白九不由看着她的侧脸出神,亦浅良久没有得到回答,柳眉微蹙。白九察觉到她的蹙眉,再顾不得其它,急忙回答说:
“是情蛊。”
白九说完,亦浅也顾不得正与其置气,回过头不可置信地看向他,仿佛是不敢相信自个的耳朵。

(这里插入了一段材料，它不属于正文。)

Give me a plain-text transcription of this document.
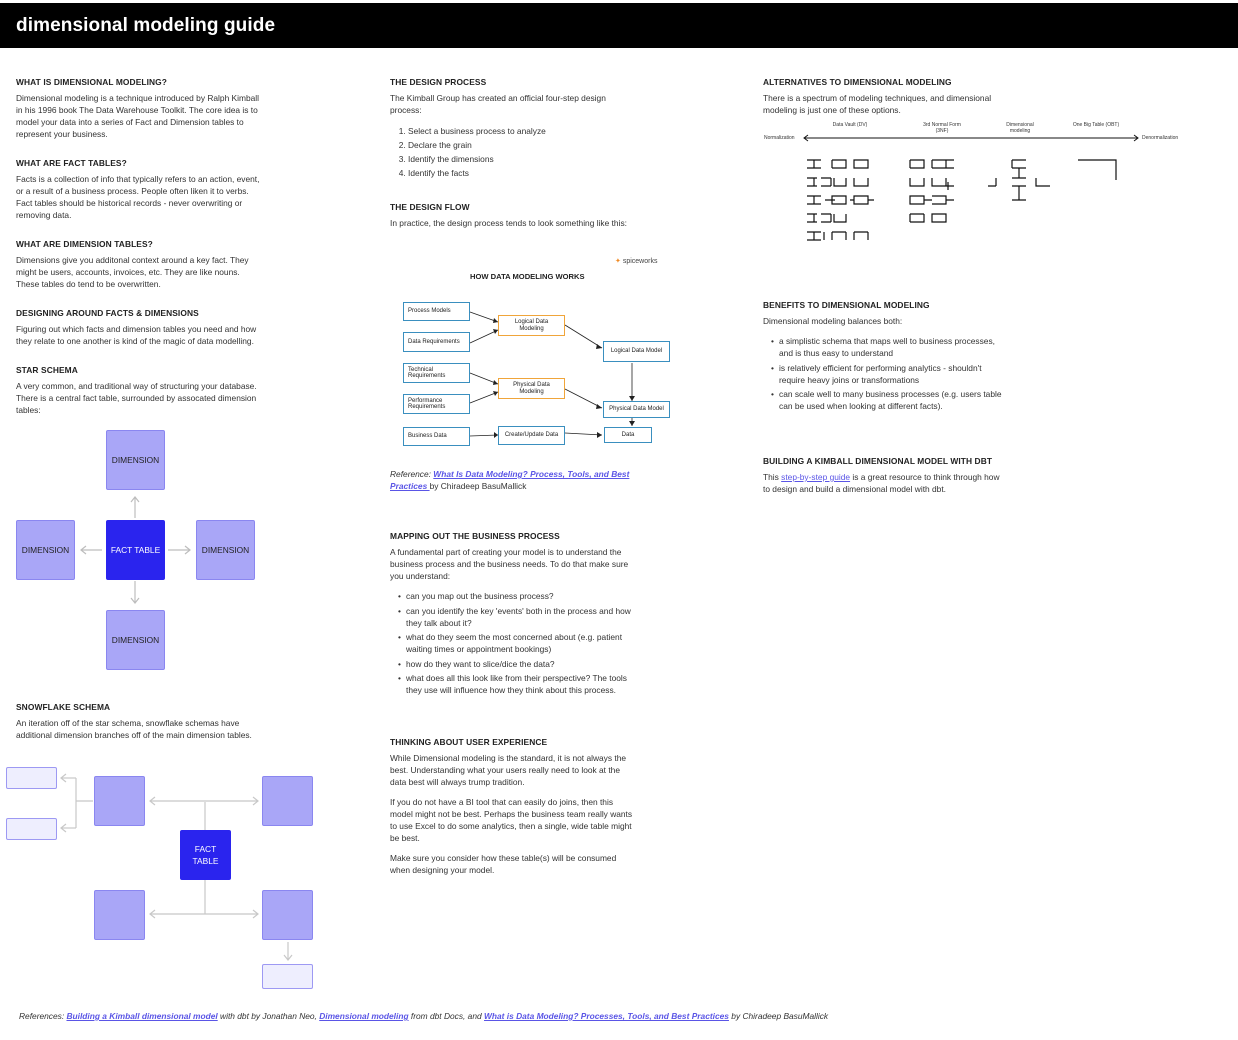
dimensional modeling guide
WHAT IS DIMENSIONAL MODELING?

Dimensional modeling is a technique introduced by Ralph Kimball in his 1996 book The Data Warehouse Toolkit. The core idea is to model your data into a series of Fact and Dimension tables to represent your business.

WHAT ARE FACT TABLES?

Facts is a collection of info that typically refers to an action, event, or a result of a business process. People often liken it to verbs. Fact tables should be historical records - never overwriting or removing data.

WHAT ARE DIMENSION TABLES?

Dimensions give you additonal context around a key fact. They might be users, accounts, invoices, etc. They are like nouns. These tables do tend to be overwritten.

DESIGNING AROUND FACTS & DIMENSIONS

Figuring out which facts and dimension tables you need and how they relate to one another is kind of the magic of data modelling.

STAR SCHEMA

A very common, and traditional way of structuring your database. There is a central fact table, surrounded by assocated dimension tables:

DIMENSION
DIMENSION	FACT TABLE	DIMENSION
DIMENSION
SNOWFLAKE SCHEMA

An iteration off of the star schema, snowflake schemas have additional dimension branches off of the main dimension tables.

FACT
TABLE
THE DESIGN PROCESS

The Kimball Group has created an official four-step design process:

1. Select a business process to analyze
2. Declare the grain
3. Identify the dimensions
4. Identify the facts
THE DESIGN FLOW

In practice, the design process tends to look something like this:

✦ spiceworks
HOW DATA MODELING WORKS
Process Models
Data Requirements
Technical Requirements
Performance Requirements
Business Data
Logical Data Modeling
Physical Data Modeling
Create/Update Data
Logical Data Model
Physical Data Model
Data
Reference: What Is Data Modeling? Process, Tools, and Best Practices by Chiradeep BasuMallick
MAPPING OUT THE BUSINESS PROCESS

A fundamental part of creating your model is to understand the business process and the business needs. To do that make sure you understand:

• can you map out the business process?
• can you identify the key 'events' both in the process and how they talk about it?
• what do they seem the most concerned about (e.g. patient waiting times or appointment bookings)
• how do they want to slice/dice the data?
• what does all this look like from their perspective? The tools they use will influence how they think about this process.
THINKING ABOUT USER EXPERIENCE

While Dimensional modeling is the standard, it is not always the best. Understanding what your users really need to look at the data best will always trump tradition.

If you do not have a BI tool that can easily do joins, then this model might not be best. Perhaps the business team really wants to use Excel to do some analytics, then a single, wide table might be best.

Make sure you consider how these table(s) will be consumed when designing your model.

ALTERNATIVES TO DIMENSIONAL MODELING

There is a spectrum of modeling techniques, and dimensional modeling is just one of these options.

Normalization	Denormalization
Data Vault (DV)	3rd Normal Form (3NF)
Dimensional modeling
One Big Table (OBT)
BENEFITS TO DIMENSIONAL MODELING

Dimensional modeling balances both:

• a simplistic schema that maps well to business processes, and is thus easy to understand
• is relatively efficient for performing analytics - shouldn't require heavy joins or transformations
• can scale well to many business processes (e.g. users table can be used when looking at different facts).
BUILDING A KIMBALL DIMENSIONAL MODEL WITH DBT

This step-by-step guide is a great resource to think through how to design and build a dimensional model with dbt.

References: Building a Kimball dimensional model with dbt by Jonathan Neo, Dimensional modeling from dbt Docs, and What is Data Modeling? Processes, Tools, and Best Practices by Chiradeep BasuMallick
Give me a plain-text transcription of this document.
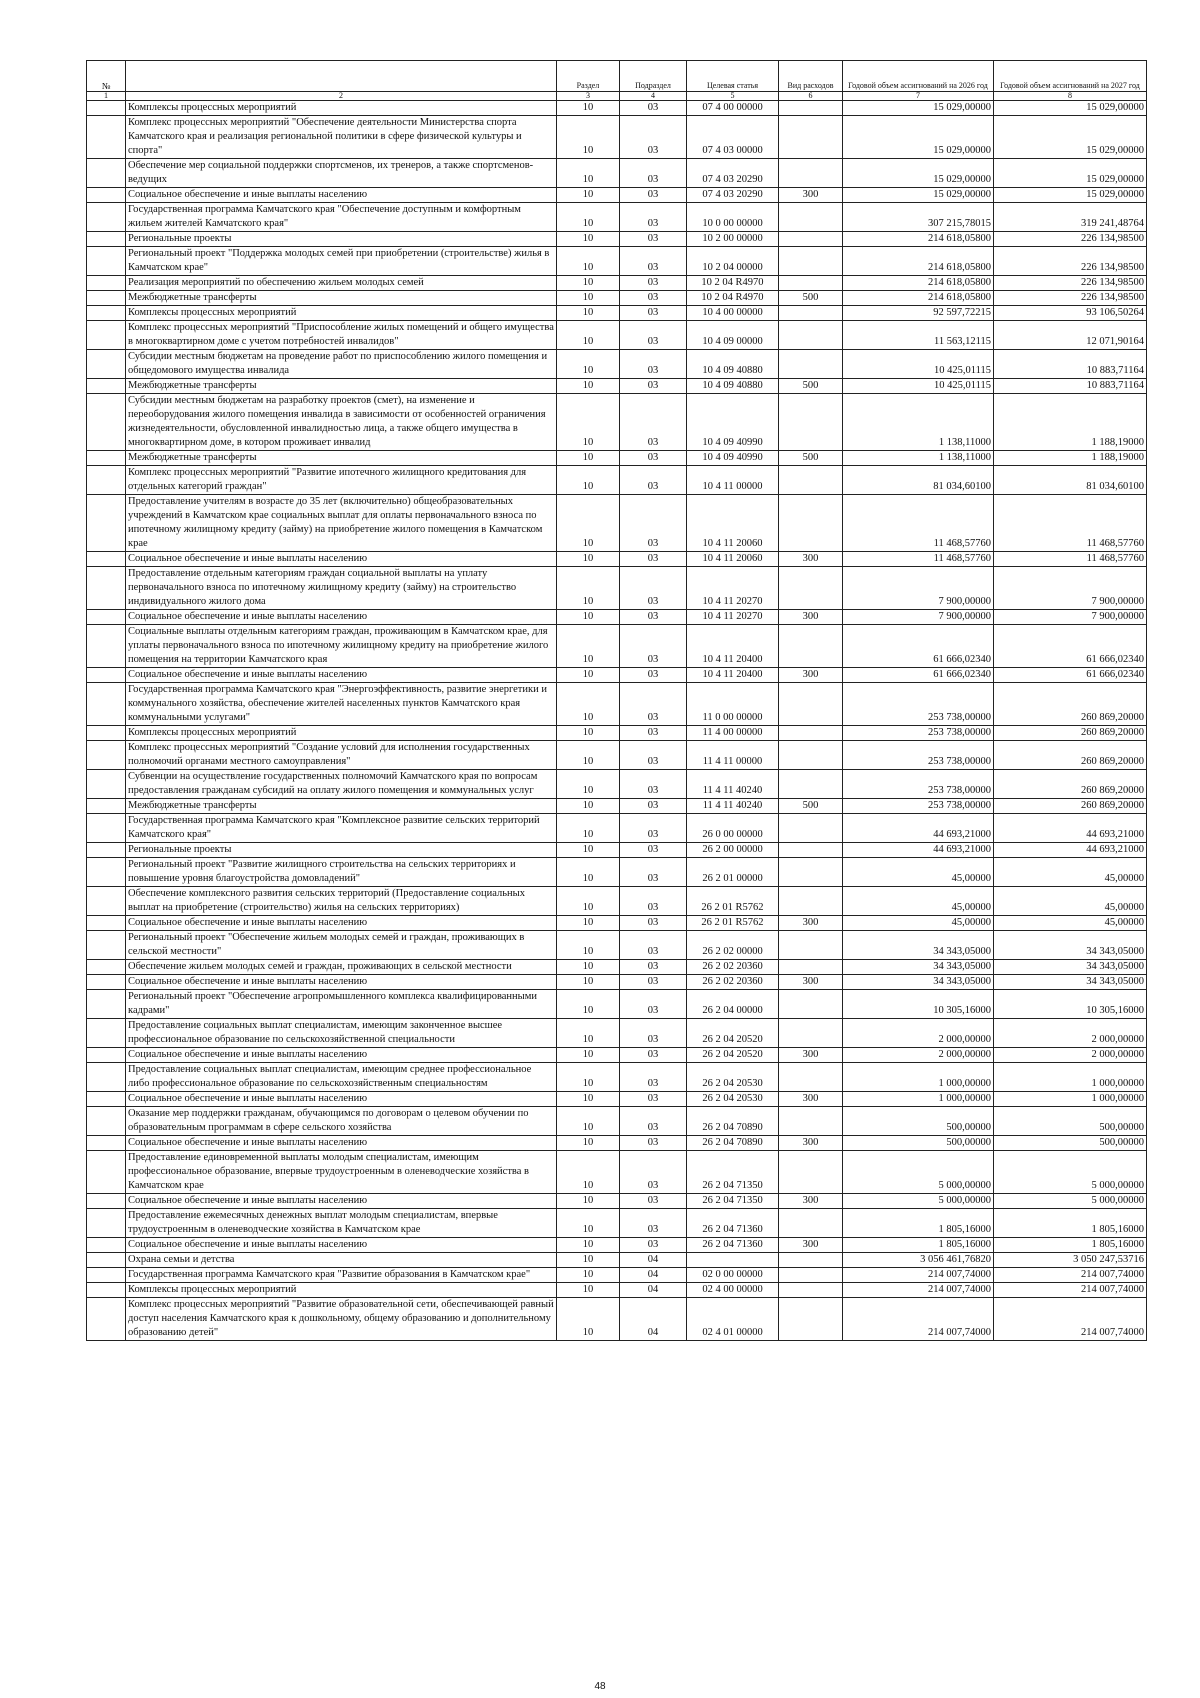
№		Раздел	Подраздел	Целевая статья	Вид расходов	Годовой объем ассигнований на 2026 год	Годовой объем ассигнований на 2027 год
1	2	3	4	5	6	7	8
	Комплексы процессных мероприятий	10	03	07 4 00 00000		15 029,00000	15 029,00000
	Комплекс процессных мероприятий "Обеспечение деятельности Министерства спорта Камчатского края и реализация региональной политики в сфере физической культуры и спорта"	10	03	07 4 03 00000		15 029,00000	15 029,00000
	Обеспечение мер социальной поддержки спортсменов, их тренеров, а также спортсменов-ведущих	10	03	07 4 03 20290		15 029,00000	15 029,00000
	Социальное обеспечение и иные выплаты населению	10	03	07 4 03 20290	300	15 029,00000	15 029,00000
	Государственная программа Камчатского края "Обеспечение доступным и комфортным жильем жителей Камчатского края"	10	03	10 0 00 00000		307 215,78015	319 241,48764
	Региональные проекты	10	03	10 2 00 00000		214 618,05800	226 134,98500
	Региональный проект "Поддержка молодых семей при приобретении (строительстве) жилья в Камчатском крае"	10	03	10 2 04 00000		214 618,05800	226 134,98500
	Реализация мероприятий по обеспечению жильем молодых семей	10	03	10 2 04 R4970		214 618,05800	226 134,98500
	Межбюджетные трансферты	10	03	10 2 04 R4970	500	214 618,05800	226 134,98500
	Комплексы процессных мероприятий	10	03	10 4 00 00000		92 597,72215	93 106,50264
	Комплекс процессных мероприятий "Приспособление жилых помещений и общего имущества в многоквартирном доме с учетом потребностей инвалидов"	10	03	10 4 09 00000		11 563,12115	12 071,90164
	Субсидии местным бюджетам на проведение работ по приспособлению жилого помещения и общедомового имущества инвалида	10	03	10 4 09 40880		10 425,01115	10 883,71164
	Межбюджетные трансферты	10	03	10 4 09 40880	500	10 425,01115	10 883,71164
	Субсидии местным бюджетам на разработку проектов (смет), на изменение и переоборудования жилого помещения инвалида в зависимости от особенностей ограничения жизнедеятельности, обусловленной инвалидностью лица, а также общего имущества в многоквартирном доме, в котором проживает инвалид	10	03	10 4 09 40990		1 138,11000	1 188,19000
	Межбюджетные трансферты	10	03	10 4 09 40990	500	1 138,11000	1 188,19000
	Комплекс процессных мероприятий "Развитие ипотечного жилищного кредитования для отдельных категорий граждан"	10	03	10 4 11 00000		81 034,60100	81 034,60100
	Предоставление учителям в возрасте до 35 лет (включительно) общеобразовательных учреждений в Камчатском крае социальных выплат для оплаты первоначального взноса по ипотечному жилищному кредиту (займу) на приобретение жилого помещения в Камчатском крае	10	03	10 4 11 20060		11 468,57760	11 468,57760
	Социальное обеспечение и иные выплаты населению	10	03	10 4 11 20060	300	11 468,57760	11 468,57760
	Предоставление отдельным категориям граждан социальной выплаты на уплату первоначального взноса по ипотечному жилищному кредиту (займу) на строительство индивидуального жилого дома	10	03	10 4 11 20270		7 900,00000	7 900,00000
	Социальное обеспечение и иные выплаты населению	10	03	10 4 11 20270	300	7 900,00000	7 900,00000
	Социальные выплаты отдельным категориям граждан, проживающим в Камчатском крае, для уплаты первоначального взноса по ипотечному жилищному кредиту на приобретение жилого помещения на территории Камчатского края	10	03	10 4 11 20400		61 666,02340	61 666,02340
	Социальное обеспечение и иные выплаты населению	10	03	10 4 11 20400	300	61 666,02340	61 666,02340
	Государственная программа Камчатского края "Энергоэффективность, развитие энергетики и коммунального хозяйства, обеспечение жителей населенных пунктов Камчатского края коммунальными услугами"	10	03	11 0 00 00000		253 738,00000	260 869,20000
	Комплексы процессных мероприятий	10	03	11 4 00 00000		253 738,00000	260 869,20000
	Комплекс процессных мероприятий "Создание условий для исполнения государственных полномочий органами местного самоуправления"	10	03	11 4 11 00000		253 738,00000	260 869,20000
	Субвенции на осуществление государственных полномочий Камчатского края по вопросам предоставления гражданам субсидий на оплату жилого помещения и коммунальных услуг	10	03	11 4 11 40240		253 738,00000	260 869,20000
	Межбюджетные трансферты	10	03	11 4 11 40240	500	253 738,00000	260 869,20000
	Государственная программа Камчатского края "Комплексное развитие сельских территорий Камчатского края"	10	03	26 0 00 00000		44 693,21000	44 693,21000
	Региональные проекты	10	03	26 2 00 00000		44 693,21000	44 693,21000
	Региональный проект "Развитие жилищного строительства на сельских территориях и повышение уровня благоустройства домовладений"	10	03	26 2 01 00000		45,00000	45,00000
	Обеспечение комплексного развития сельских территорий (Предоставление социальных выплат на приобретение (строительство) жилья на сельских территориях)	10	03	26 2 01 R5762		45,00000	45,00000
	Социальное обеспечение и иные выплаты населению	10	03	26 2 01 R5762	300	45,00000	45,00000
	Региональный проект "Обеспечение жильем молодых семей и граждан, проживающих в сельской местности"	10	03	26 2 02 00000		34 343,05000	34 343,05000
	Обеспечение жильем молодых семей и граждан, проживающих в сельской местности	10	03	26 2 02 20360		34 343,05000	34 343,05000
	Социальное обеспечение и иные выплаты населению	10	03	26 2 02 20360	300	34 343,05000	34 343,05000
	Региональный проект "Обеспечение агропромышленного комплекса квалифицированными кадрами"	10	03	26 2 04 00000		10 305,16000	10 305,16000
	Предоставление социальных выплат специалистам, имеющим законченное высшее профессиональное образование по сельскохозяйственной специальности	10	03	26 2 04 20520		2 000,00000	2 000,00000
	Социальное обеспечение и иные выплаты населению	10	03	26 2 04 20520	300	2 000,00000	2 000,00000
	Предоставление социальных выплат специалистам, имеющим среднее профессиональное либо профессиональное образование по сельскохозяйственным специальностям	10	03	26 2 04 20530		1 000,00000	1 000,00000
	Социальное обеспечение и иные выплаты населению	10	03	26 2 04 20530	300	1 000,00000	1 000,00000
	Оказание мер поддержки гражданам, обучающимся по договорам о целевом обучении по образовательным программам в сфере сельского хозяйства	10	03	26 2 04 70890		500,00000	500,00000
	Социальное обеспечение и иные выплаты населению	10	03	26 2 04 70890	300	500,00000	500,00000
	Предоставление единовременной выплаты молодым специалистам, имеющим профессиональное образование, впервые трудоустроенным в оленеводческие хозяйства в Камчатском крае	10	03	26 2 04 71350		5 000,00000	5 000,00000
	Социальное обеспечение и иные выплаты населению	10	03	26 2 04 71350	300	5 000,00000	5 000,00000
	Предоставление ежемесячных денежных выплат молодым специалистам, впервые трудоустроенным в оленеводческие хозяйства в Камчатском крае	10	03	26 2 04 71360		1 805,16000	1 805,16000
	Социальное обеспечение и иные выплаты населению	10	03	26 2 04 71360	300	1 805,16000	1 805,16000
	Охрана семьи и детства	10	04			3 056 461,76820	3 050 247,53716
	Государственная программа Камчатского края "Развитие образования в Камчатском крае"	10	04	02 0 00 00000		214 007,74000	214 007,74000
	Комплексы процессных мероприятий	10	04	02 4 00 00000		214 007,74000	214 007,74000
	Комплекс процессных мероприятий "Развитие образовательной сети, обеспечивающей равный доступ населения Камчатского края к дошкольному, общему образованию и дополнительному образованию детей"	10	04	02 4 01 00000		214 007,74000	214 007,74000
48
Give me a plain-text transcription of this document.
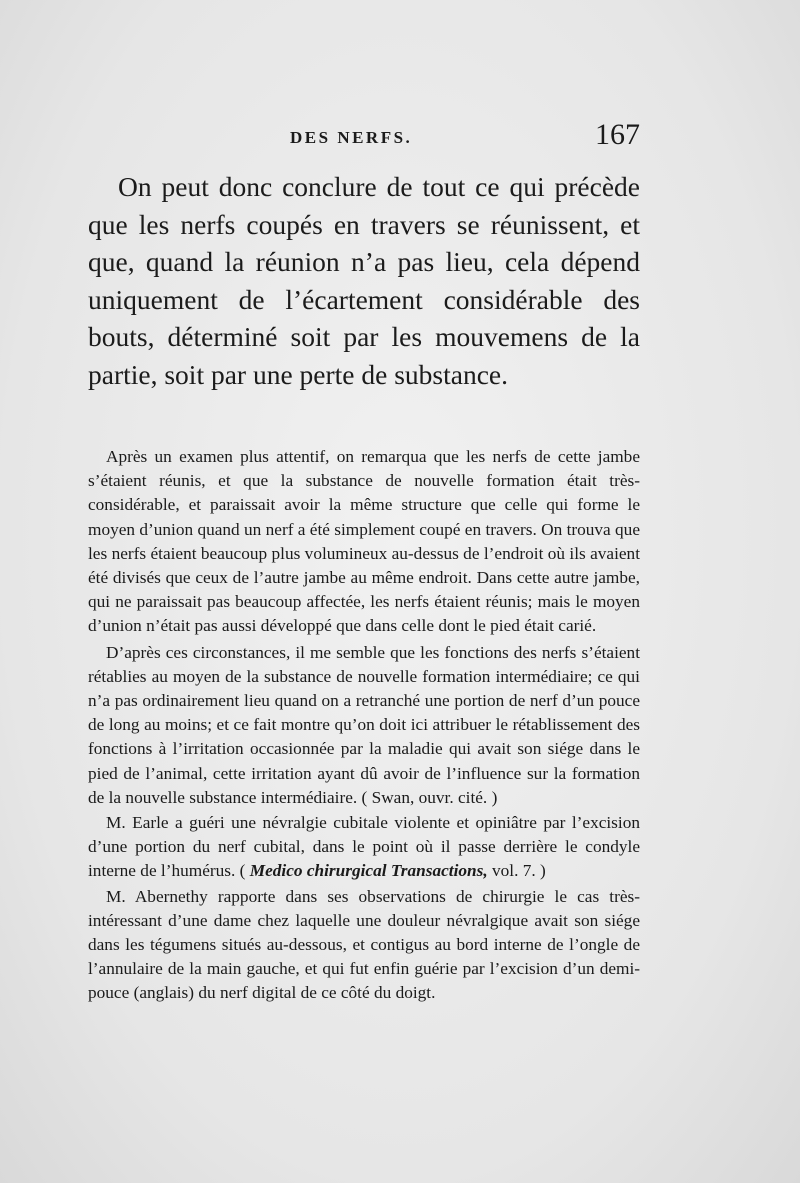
DES NERFS.	167

On peut donc conclure de tout ce qui précède que les nerfs coupés en travers se réunissent, et que, quand la réunion n’a pas lieu, cela dépend uniquement de l’écartement considérable des bouts, déterminé soit par les mouvemens de la partie, soit par une perte de substance.

Après un examen plus attentif, on remarqua que les nerfs de cette jambe s’étaient réunis, et que la substance de nouvelle formation était très-considérable, et paraissait avoir la même structure que celle qui forme le moyen d’union quand un nerf a été simplement coupé en travers. On trouva que les nerfs étaient beaucoup plus volumineux au-dessus de l’endroit où ils avaient été divisés que ceux de l’autre jambe au même endroit. Dans cette autre jambe, qui ne paraissait pas beaucoup affectée, les nerfs étaient réunis; mais le moyen d’union n’était pas aussi développé que dans celle dont le pied était carié.

D’après ces circonstances, il me semble que les fonctions des nerfs s’étaient rétablies au moyen de la substance de nouvelle formation intermédiaire; ce qui n’a pas ordinairement lieu quand on a retranché une portion de nerf d’un pouce de long au moins; et ce fait montre qu’on doit ici attribuer le rétablissement des fonctions à l’irritation occasionnée par la maladie qui avait son siége dans le pied de l’animal, cette irritation ayant dû avoir de l’influence sur la formation de la nouvelle substance intermédiaire. ( Swan, ouvr. cité. )

M. Earle a guéri une névralgie cubitale violente et opiniâtre par l’excision d’une portion du nerf cubital, dans le point où il passe derrière le condyle interne de l’humérus. ( Medico chirurgical Transactions, vol. 7. )

M. Abernethy rapporte dans ses observations de chirurgie le cas très-intéressant d’une dame chez laquelle une douleur névralgique avait son siége dans les tégumens situés au-dessous, et contigus au bord interne de l’ongle de l’annulaire de la main gauche, et qui fut enfin guérie par l’excision d’un demi-pouce (anglais) du nerf digital de ce côté du doigt.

白九点了点头肯定她没有听错,亦浅张了张嘴,半天才出声:
“他,他莫不是疯了?”
刚说完,又自顾自地回答:
“他定是疯了,可这般来的爱谁又会稀罕?”
白九听亦浅如此说,不禁深切地看了她一眼,然后接到:
“夜霄也许觉得很公平,你要爱我便给,这场算计在夜霄吃下情蛊的刹那已然再不受控,毕竟情字一事最不讲道理。”
亦浅挑眉,不屑一顾:
“这算哪门子的情!”
顿了顿,又嘲讽地拍了拍手:
“到底是魔门中人,个个随心所欲,令人钦叹。”
不在意亦浅的阴阳怪调,白九也很是无奈:
“情蛊最为刁钻,哪怕你恨他入骨,服用情蛊后也会变得情真意切情意绵长。夜霄既服用这了情蛊,自然会对唐素视之如珠如宝,那后续计划的实施自然会打折扣,真真是好魄力。”